Deep Compressed Pneumonia Detection for Low-Power Embedded Devices
This work addresses the problem of high memory and computation requirements for medical AI applications on portable devices, representing an incremental improvement in model compression techniques.
The paper tackles the challenge of deploying deep neural networks for pneumonia detection on low-power embedded devices by developing a systematic structured weight pruning method, achieving up to 36x compression with no accuracy loss.

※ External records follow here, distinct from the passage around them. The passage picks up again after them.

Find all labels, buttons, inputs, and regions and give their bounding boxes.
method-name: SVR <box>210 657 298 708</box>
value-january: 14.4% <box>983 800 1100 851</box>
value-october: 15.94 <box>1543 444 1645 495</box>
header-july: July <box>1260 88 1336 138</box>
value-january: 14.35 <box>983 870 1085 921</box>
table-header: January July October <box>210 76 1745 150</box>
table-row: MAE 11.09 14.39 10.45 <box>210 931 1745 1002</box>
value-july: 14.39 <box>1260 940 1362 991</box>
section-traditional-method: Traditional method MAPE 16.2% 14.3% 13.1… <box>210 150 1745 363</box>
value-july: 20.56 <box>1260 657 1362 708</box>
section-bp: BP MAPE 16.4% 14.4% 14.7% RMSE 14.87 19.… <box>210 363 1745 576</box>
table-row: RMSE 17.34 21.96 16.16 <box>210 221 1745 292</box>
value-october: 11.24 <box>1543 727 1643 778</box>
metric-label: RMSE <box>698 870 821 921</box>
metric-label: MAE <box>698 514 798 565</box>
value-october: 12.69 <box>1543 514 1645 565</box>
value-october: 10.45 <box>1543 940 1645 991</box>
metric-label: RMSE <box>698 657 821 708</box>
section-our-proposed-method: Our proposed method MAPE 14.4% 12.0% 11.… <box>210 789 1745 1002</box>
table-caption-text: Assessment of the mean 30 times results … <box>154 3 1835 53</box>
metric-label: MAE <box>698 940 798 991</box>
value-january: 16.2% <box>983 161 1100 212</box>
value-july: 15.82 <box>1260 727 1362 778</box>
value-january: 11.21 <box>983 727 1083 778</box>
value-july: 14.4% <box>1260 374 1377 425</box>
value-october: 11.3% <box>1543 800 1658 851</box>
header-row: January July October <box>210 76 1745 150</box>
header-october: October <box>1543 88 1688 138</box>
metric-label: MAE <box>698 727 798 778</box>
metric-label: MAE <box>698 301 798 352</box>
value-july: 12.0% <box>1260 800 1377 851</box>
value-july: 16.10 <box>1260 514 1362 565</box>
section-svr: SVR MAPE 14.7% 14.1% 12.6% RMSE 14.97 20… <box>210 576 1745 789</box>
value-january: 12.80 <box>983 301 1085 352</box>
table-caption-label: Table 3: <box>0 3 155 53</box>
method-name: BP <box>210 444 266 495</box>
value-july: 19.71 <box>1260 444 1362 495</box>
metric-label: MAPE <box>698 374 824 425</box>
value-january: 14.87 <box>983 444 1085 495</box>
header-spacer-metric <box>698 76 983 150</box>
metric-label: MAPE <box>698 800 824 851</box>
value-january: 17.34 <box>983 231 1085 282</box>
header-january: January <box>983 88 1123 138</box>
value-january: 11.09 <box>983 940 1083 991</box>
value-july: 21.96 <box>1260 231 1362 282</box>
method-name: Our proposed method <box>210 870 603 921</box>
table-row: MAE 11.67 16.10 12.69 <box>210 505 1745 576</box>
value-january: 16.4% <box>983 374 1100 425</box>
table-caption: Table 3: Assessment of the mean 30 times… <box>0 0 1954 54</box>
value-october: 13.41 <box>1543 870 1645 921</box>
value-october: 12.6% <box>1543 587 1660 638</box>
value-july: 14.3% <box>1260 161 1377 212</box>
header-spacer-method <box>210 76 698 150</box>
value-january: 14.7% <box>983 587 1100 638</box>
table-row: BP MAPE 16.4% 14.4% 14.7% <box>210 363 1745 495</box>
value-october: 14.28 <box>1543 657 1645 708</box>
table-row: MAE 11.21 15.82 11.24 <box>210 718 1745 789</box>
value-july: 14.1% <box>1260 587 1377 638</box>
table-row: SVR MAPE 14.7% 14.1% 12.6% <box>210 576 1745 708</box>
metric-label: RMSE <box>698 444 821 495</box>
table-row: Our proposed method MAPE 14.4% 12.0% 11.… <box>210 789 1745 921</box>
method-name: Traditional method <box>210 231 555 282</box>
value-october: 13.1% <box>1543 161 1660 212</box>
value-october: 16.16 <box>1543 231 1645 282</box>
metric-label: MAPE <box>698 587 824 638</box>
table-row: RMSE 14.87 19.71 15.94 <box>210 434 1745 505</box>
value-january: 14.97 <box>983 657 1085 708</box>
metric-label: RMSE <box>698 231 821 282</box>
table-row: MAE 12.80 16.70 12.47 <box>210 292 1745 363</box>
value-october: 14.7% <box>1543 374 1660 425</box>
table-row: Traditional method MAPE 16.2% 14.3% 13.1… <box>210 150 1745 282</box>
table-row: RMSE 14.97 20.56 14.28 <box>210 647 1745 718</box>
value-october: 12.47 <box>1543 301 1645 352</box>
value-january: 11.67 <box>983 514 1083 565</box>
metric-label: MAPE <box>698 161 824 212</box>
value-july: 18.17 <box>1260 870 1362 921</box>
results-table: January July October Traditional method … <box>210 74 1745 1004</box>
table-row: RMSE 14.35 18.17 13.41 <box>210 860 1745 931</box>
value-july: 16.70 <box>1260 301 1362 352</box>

Deep neural networks (DNNs) have been expanded into medical fields and triggered the revolution of some medical applications by extracting complex features and achieving high accuracy and performance, etc. On the contrast, the large-scale network brings high requirements of both memory storage and computation resource, especially for portable medical devices and other embedded systems. In this work, we first train a DNN for pneumonia detection using the dataset provided by RSNA Pneumonia Detection Challenge. To overcome hardware limitation for implementing large-scale networks, we develop a systematic structured weight pruning method with filter sparsity, column sparsity and combined sparsity. Experiments show that we can achieve up to 36x compression ratio compared to the original model with 106 layers, while maintaining no accuracy degradation. We evaluate the proposed methods on an embedded low-power device, Jetson TX2, and achieve low power usage and high energy efficiency.